10

庭の方へ行くとやはり一静さんはそこにいて、私が来るのを見て手を振ってくれた。

「一静さん!!!」

揶揄われたことがわかった怒りをそのままに名前を呼べば「その様子だとバレた?」と可笑しそうに肩を震わせた。

「婚約するって知ってたんですね!?」

「じゃないと手出さないよ」

「一言言ってくれたってよかったじゃないですか!」

「それじゃ面白くないかなって」

ニコニコと笑いながら酷いことをいう一静さんに地団駄を踏んだら我慢できないと言わんばかりに大声で笑われた。

「意地悪すぎやしませんか」

「そんなとこも好きでしょ?」

「一静さんばっかり余裕そうでズルいです」

「俺も名前さんのこと手に入れるために頑張ったんだけどなあ」

そう言われれば、彼の家の会社を吸収するのは当然のことながら大変で、私のためにそれをしてくれたというのだろうか。

信じられないと瞬きをすれば一静さんは「欲しいものは手に入れたくてね」と目を細めて口角を上げた。

「今度からは草の間からじゃなくて扉から外に出られるよ。

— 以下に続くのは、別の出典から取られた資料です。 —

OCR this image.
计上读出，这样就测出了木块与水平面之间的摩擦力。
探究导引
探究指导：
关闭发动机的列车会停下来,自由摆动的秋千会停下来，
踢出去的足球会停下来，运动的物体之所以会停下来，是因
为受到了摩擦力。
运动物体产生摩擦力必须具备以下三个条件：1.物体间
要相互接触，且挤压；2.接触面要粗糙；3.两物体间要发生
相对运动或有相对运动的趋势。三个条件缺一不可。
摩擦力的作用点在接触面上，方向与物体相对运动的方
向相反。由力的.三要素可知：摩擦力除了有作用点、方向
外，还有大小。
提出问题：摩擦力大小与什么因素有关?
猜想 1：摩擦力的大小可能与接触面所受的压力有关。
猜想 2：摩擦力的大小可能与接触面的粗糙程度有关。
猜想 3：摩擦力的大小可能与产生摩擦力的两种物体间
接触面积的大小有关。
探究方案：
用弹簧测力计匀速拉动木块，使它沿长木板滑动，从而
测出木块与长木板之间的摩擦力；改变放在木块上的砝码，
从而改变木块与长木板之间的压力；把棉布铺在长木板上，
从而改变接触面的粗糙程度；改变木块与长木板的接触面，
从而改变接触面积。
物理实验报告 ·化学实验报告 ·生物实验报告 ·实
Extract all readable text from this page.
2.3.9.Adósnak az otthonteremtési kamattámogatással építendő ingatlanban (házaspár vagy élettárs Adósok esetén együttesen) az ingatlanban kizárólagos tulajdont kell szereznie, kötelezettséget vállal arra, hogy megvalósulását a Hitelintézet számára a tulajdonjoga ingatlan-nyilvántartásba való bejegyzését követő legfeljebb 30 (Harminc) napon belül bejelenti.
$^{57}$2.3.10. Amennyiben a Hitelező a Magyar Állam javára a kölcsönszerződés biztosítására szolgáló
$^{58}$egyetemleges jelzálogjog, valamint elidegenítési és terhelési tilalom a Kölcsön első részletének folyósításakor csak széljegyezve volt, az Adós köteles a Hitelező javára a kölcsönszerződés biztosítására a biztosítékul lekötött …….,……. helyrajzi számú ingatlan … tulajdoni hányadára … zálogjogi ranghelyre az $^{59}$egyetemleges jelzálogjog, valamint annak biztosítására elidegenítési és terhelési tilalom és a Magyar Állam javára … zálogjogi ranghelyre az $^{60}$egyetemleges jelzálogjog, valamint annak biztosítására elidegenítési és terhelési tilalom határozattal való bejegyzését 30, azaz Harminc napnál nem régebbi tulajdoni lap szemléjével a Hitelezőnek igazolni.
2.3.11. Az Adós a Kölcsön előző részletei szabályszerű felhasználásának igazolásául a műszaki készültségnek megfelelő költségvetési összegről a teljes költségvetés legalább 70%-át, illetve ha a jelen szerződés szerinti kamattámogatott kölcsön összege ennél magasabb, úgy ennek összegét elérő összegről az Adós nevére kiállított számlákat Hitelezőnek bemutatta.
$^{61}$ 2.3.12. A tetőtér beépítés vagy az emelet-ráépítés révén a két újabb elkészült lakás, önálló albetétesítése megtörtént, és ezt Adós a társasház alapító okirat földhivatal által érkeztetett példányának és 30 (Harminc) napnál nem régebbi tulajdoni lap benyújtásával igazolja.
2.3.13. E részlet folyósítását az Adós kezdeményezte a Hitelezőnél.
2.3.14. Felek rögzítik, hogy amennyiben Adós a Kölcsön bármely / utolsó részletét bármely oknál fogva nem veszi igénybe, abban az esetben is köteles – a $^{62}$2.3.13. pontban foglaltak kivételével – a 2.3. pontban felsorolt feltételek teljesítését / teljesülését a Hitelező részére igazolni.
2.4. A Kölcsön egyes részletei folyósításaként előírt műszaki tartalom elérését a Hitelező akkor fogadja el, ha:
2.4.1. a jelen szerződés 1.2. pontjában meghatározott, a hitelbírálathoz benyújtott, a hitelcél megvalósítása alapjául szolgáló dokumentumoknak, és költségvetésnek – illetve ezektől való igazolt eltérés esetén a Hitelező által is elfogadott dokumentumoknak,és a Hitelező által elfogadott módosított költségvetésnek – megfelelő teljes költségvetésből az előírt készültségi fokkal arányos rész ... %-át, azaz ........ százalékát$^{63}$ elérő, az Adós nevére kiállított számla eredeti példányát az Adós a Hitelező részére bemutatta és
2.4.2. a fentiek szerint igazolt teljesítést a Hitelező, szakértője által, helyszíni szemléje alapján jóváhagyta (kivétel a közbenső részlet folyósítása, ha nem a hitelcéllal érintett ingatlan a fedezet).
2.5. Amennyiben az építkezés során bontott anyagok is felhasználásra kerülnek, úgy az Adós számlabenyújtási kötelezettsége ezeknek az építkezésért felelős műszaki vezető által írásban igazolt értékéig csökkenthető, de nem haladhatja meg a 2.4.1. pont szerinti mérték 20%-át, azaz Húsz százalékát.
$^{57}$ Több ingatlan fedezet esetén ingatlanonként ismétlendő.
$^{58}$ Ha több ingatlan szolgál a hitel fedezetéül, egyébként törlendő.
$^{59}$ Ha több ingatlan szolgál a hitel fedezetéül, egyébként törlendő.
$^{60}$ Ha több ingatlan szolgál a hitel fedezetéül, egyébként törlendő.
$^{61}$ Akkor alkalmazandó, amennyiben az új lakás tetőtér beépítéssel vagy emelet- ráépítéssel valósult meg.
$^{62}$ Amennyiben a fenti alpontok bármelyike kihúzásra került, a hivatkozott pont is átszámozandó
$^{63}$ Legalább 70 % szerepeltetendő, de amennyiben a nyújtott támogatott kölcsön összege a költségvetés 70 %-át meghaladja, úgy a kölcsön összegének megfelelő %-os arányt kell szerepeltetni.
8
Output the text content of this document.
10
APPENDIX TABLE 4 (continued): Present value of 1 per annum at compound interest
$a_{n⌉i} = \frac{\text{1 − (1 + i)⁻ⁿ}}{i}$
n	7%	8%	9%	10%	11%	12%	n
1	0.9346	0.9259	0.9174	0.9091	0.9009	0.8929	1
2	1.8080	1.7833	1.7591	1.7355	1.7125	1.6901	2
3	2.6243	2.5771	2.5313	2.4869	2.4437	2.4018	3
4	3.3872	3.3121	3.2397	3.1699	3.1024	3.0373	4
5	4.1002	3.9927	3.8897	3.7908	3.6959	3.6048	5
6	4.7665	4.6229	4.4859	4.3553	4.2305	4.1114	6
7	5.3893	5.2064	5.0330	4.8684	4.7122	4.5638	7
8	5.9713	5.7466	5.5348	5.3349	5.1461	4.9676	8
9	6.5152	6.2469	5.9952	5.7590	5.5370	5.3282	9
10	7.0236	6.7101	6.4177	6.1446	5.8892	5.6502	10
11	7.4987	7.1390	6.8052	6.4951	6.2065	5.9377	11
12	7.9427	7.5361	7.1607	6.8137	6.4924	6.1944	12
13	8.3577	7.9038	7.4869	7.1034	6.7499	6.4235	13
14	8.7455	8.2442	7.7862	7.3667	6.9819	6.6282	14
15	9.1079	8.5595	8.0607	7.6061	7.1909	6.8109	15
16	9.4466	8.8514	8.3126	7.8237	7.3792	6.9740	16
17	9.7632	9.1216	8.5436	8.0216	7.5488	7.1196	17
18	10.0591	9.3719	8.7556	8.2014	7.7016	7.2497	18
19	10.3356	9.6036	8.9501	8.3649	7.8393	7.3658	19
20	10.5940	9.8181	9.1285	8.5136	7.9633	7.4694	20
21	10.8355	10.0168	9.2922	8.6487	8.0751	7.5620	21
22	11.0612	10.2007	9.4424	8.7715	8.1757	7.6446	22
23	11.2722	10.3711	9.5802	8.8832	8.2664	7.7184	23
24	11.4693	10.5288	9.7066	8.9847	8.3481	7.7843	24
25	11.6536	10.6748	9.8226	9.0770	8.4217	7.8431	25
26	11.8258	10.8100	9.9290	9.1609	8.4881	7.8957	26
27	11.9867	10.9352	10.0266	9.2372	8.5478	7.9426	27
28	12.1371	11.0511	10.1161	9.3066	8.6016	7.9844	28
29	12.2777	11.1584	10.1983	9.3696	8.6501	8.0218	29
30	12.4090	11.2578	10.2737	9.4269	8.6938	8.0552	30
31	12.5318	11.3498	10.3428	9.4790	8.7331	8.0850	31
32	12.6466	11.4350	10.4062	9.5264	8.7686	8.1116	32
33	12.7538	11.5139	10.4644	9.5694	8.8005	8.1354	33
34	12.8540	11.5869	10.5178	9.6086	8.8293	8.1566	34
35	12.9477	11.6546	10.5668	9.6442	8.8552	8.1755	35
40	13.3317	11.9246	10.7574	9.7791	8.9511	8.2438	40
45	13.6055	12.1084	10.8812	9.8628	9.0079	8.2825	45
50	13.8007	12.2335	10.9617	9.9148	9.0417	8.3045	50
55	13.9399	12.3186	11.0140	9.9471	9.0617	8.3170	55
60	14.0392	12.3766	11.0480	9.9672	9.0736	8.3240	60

俺が名前さんの行きたいところへどこでも連れて行ってあげる」

「本当ですか?」

「うん、もう自由なんだよ」

一静さんの言葉に、今まで縛られていたものが全部解かれて、息苦しさもなくなった気がした。

久々に大きく息を吸うと草花の香りが鼻を掠めて、清々しい気持ちになった。

この先もこうやって一静さんと季節を感じていけたらいいなと心の中で思った。